This story was originally published in Multifamily Executive.

A joint venture between real estate investment firm Elion Partners and development firm Buchanan Partners has broken ground on the first new multifamily community in Glenmont, Md., in decades. Atelier, set to open in the third quarter of 2020, will add 254 new luxury multifamily units next door to the Glenmont Metro station.

“This type of transit-oriented development is long overdue in Glenmont, with its close proximity to Metro, bike trails, shopping, parks, and employment centers,” says Jimmy Roembke, principal of Buchanan Partners. “We are excited to bring an amenity-rich lifestyle to this supply-constrained submarket.”

The Atelier community is located within a three-minute walk of the Glenmont station, with units ranging in size from studios to two-bedroom units with dens.
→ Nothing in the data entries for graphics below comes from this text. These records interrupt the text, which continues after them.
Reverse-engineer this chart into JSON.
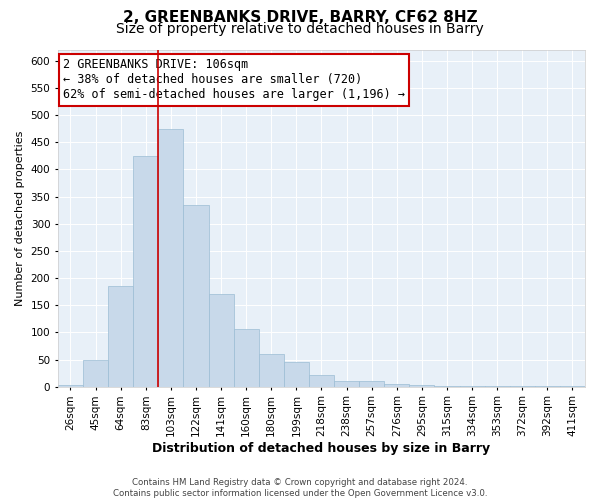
{
  "title": "2, GREENBANKS DRIVE, BARRY, CF62 8HZ",
  "subtitle": "Size of property relative to detached houses in Barry",
  "xlabel": "Distribution of detached houses by size in Barry",
  "ylabel": "Number of detached properties",
  "bar_color": "#c8d9ea",
  "bar_edge_color": "#9bbdd4",
  "background_color": "#e8f0f8",
  "grid_color": "#ffffff",
  "categories": [
    "26sqm",
    "45sqm",
    "64sqm",
    "83sqm",
    "103sqm",
    "122sqm",
    "141sqm",
    "160sqm",
    "180sqm",
    "199sqm",
    "218sqm",
    "238sqm",
    "257sqm",
    "276sqm",
    "295sqm",
    "315sqm",
    "334sqm",
    "353sqm",
    "372sqm",
    "392sqm",
    "411sqm"
  ],
  "values": [
    3,
    50,
    185,
    425,
    475,
    335,
    170,
    107,
    60,
    45,
    22,
    10,
    10,
    5,
    3,
    2,
    2,
    1,
    1,
    1,
    1
  ],
  "ylim": [
    0,
    620
  ],
  "yticks": [
    0,
    50,
    100,
    150,
    200,
    250,
    300,
    350,
    400,
    450,
    500,
    550,
    600
  ],
  "vline_between": 3,
  "annotation_text": "2 GREENBANKS DRIVE: 106sqm\n← 38% of detached houses are smaller (720)\n62% of semi-detached houses are larger (1,196) →",
  "annotation_box_color": "#ffffff",
  "annotation_border_color": "#cc0000",
  "vline_color": "#cc0000",
  "footer_text": "Contains HM Land Registry data © Crown copyright and database right 2024.\nContains public sector information licensed under the Open Government Licence v3.0.",
  "title_fontsize": 11,
  "subtitle_fontsize": 10,
  "annotation_fontsize": 8.5,
  "ylabel_fontsize": 8,
  "xlabel_fontsize": 9,
  "tick_fontsize": 7.5
}
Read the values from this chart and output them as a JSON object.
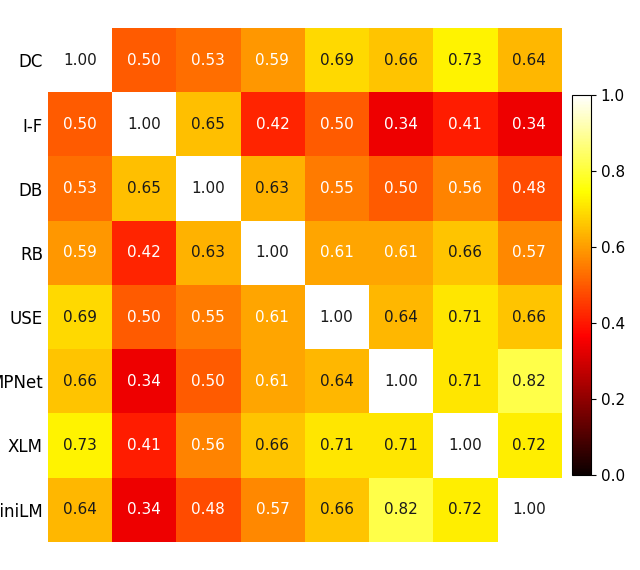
{
  "labels": [
    "DC",
    "I-F",
    "DB",
    "RB",
    "USE",
    "MPNet",
    "XLM",
    "MiniLM"
  ],
  "matrix": [
    [
      1.0,
      0.5,
      0.53,
      0.59,
      0.69,
      0.66,
      0.73,
      0.64
    ],
    [
      0.5,
      1.0,
      0.65,
      0.42,
      0.5,
      0.34,
      0.41,
      0.34
    ],
    [
      0.53,
      0.65,
      1.0,
      0.63,
      0.55,
      0.5,
      0.56,
      0.48
    ],
    [
      0.59,
      0.42,
      0.63,
      1.0,
      0.61,
      0.61,
      0.66,
      0.57
    ],
    [
      0.69,
      0.5,
      0.55,
      0.61,
      1.0,
      0.64,
      0.71,
      0.66
    ],
    [
      0.66,
      0.34,
      0.5,
      0.61,
      0.64,
      1.0,
      0.71,
      0.82
    ],
    [
      0.73,
      0.41,
      0.56,
      0.66,
      0.71,
      0.71,
      1.0,
      0.72
    ],
    [
      0.64,
      0.34,
      0.48,
      0.57,
      0.66,
      0.82,
      0.72,
      1.0
    ]
  ],
  "vmin": 0.0,
  "vmax": 1.0,
  "cmap": "hot",
  "text_color_threshold": 0.62,
  "figsize": [
    6.4,
    5.7
  ],
  "dpi": 100,
  "fontsize_cell": 11,
  "fontsize_label": 12,
  "colorbar_ticks": [
    0.0,
    0.2,
    0.4,
    0.6,
    0.8,
    1.0
  ]
}
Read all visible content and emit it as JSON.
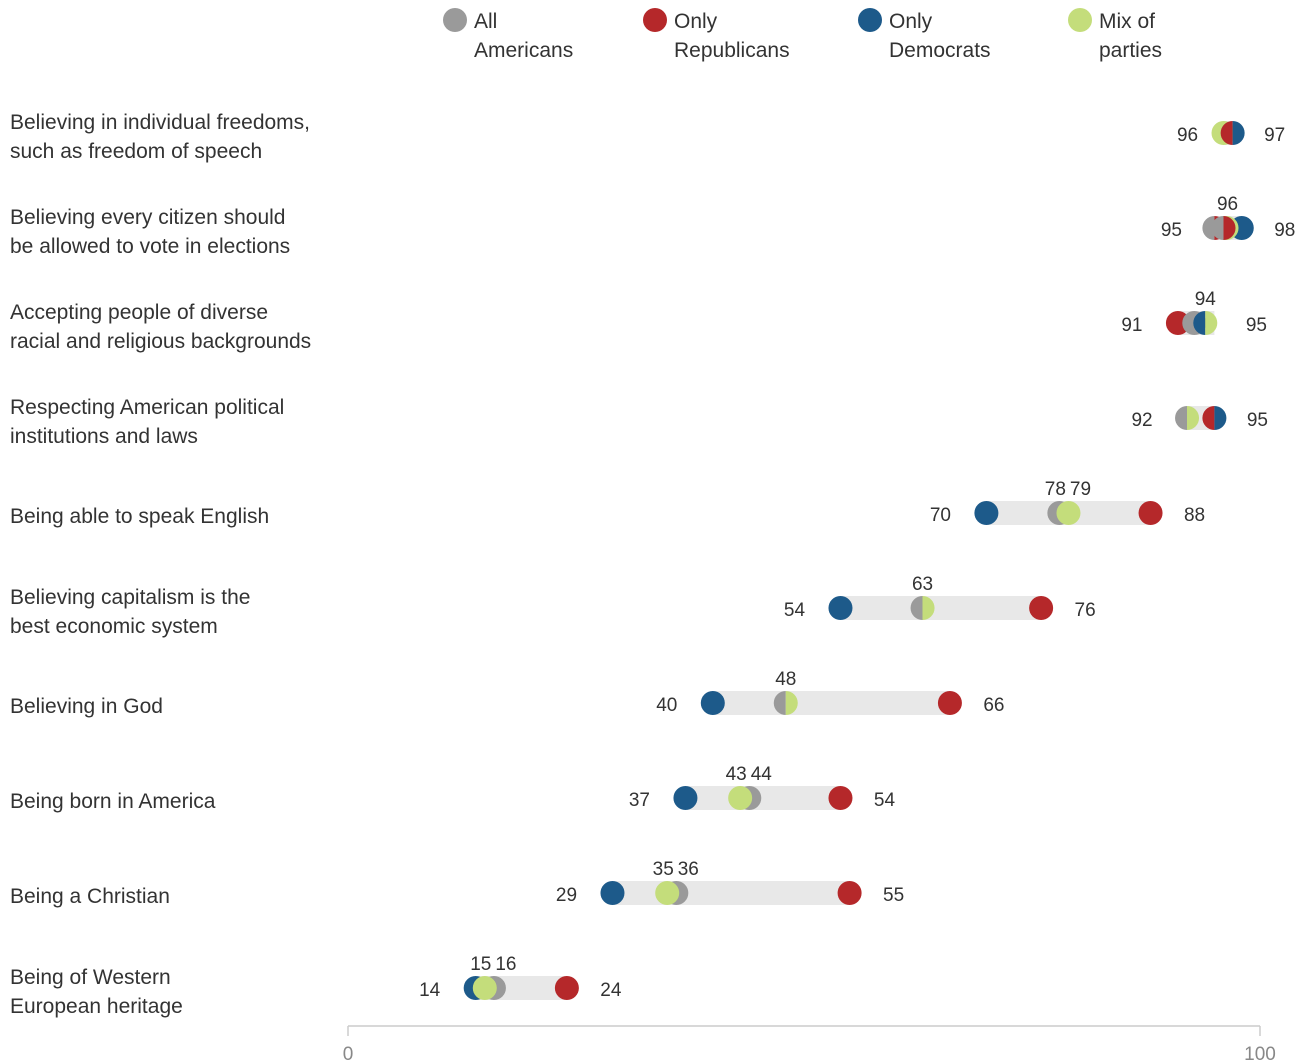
{
  "chart_data": {
    "type": "scatter",
    "subtype": "dot-range",
    "title": "",
    "xlabel": "",
    "ylabel": "",
    "xlim": [
      0,
      100
    ],
    "ticks": [
      "0",
      "100"
    ],
    "grid": false,
    "legend_placement": "top",
    "categories": [
      [
        "Believing in individual freedoms,",
        "such as freedom of speech"
      ],
      [
        "Believing every citizen should",
        "be allowed to vote in elections"
      ],
      [
        "Accepting people of diverse",
        "racial and religious backgrounds"
      ],
      [
        "Respecting American political",
        "institutions and laws"
      ],
      [
        "Being able to speak English"
      ],
      [
        "Believing capitalism is the",
        "best economic system"
      ],
      [
        "Believing in God"
      ],
      [
        "Being born in America"
      ],
      [
        "Being a Christian"
      ],
      [
        "Being of Western",
        "European heritage"
      ]
    ],
    "series": [
      {
        "name": [
          "All",
          "Americans"
        ],
        "color": "#9a9a9a",
        "values": [
          96,
          95,
          94,
          92,
          78,
          63,
          48,
          44,
          36,
          16
        ]
      },
      {
        "name": [
          "Only",
          "Republicans"
        ],
        "color": "#b5282a",
        "values": [
          96,
          96,
          91,
          95,
          88,
          76,
          66,
          54,
          55,
          24
        ]
      },
      {
        "name": [
          "Only",
          "Democrats"
        ],
        "color": "#1d5a8a",
        "values": [
          97,
          98,
          94,
          95,
          70,
          54,
          40,
          37,
          29,
          14
        ]
      },
      {
        "name": [
          "Mix of",
          "parties"
        ],
        "color": "#c4dd7b",
        "values": [
          96,
          96,
          95,
          92,
          79,
          63,
          48,
          43,
          35,
          15
        ]
      }
    ],
    "data_labels": [
      [
        "96",
        "97"
      ],
      [
        "96",
        "95",
        "98"
      ],
      [
        "94",
        "91",
        "95"
      ],
      [
        "92",
        "95"
      ],
      [
        "78",
        "79",
        "70",
        "88"
      ],
      [
        "63",
        "54",
        "76"
      ],
      [
        "48",
        "40",
        "66"
      ],
      [
        "43",
        "44",
        "37",
        "54"
      ],
      [
        "35",
        "36",
        "29",
        "55"
      ],
      [
        "15",
        "16",
        "14",
        "24"
      ]
    ],
    "range_bar_color": "#e8e8e8"
  }
}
Each one offers stainless steel appliances, granite countertops, kitchens with built-in wine racks, glass-enclosed showers, and options for wrap-around counters and kitchen islands.

The community’s two courtyards will provide grilling stations, lawn games, and an outdoor movie screen for resident use. A swimming pool, dog park, and rooftop deck are also located outdoors. Indoor amenities include a clubroom with billiards, shuffleboard, a poker table, and a catering kitchen; a fitness center with a yoga room; a movie and media room; a business center and conference room; a pet spa; and private parking garage with bicycle lockers and a bike repair station.

“Due to the strong demographic growth in this submarket and its supply-constrained nature, our long-term investment in this asset will service professionals seeking close-in housing, lifestyle amenities, and a convenient commute to downtown Washington, DC,” adds Juan DeAngulo, managing partner and co-founder of Elion Partners.

The community is designed to meet National Green Building Standard certification, and a rooftop solar array will generate most of the power for common areas. Part of the project’s financing came through a $57 million loan with the Department of Housing and Urban Development’s 221(d)4 program, which will provide construction-to-permanent financing over the next 40 years.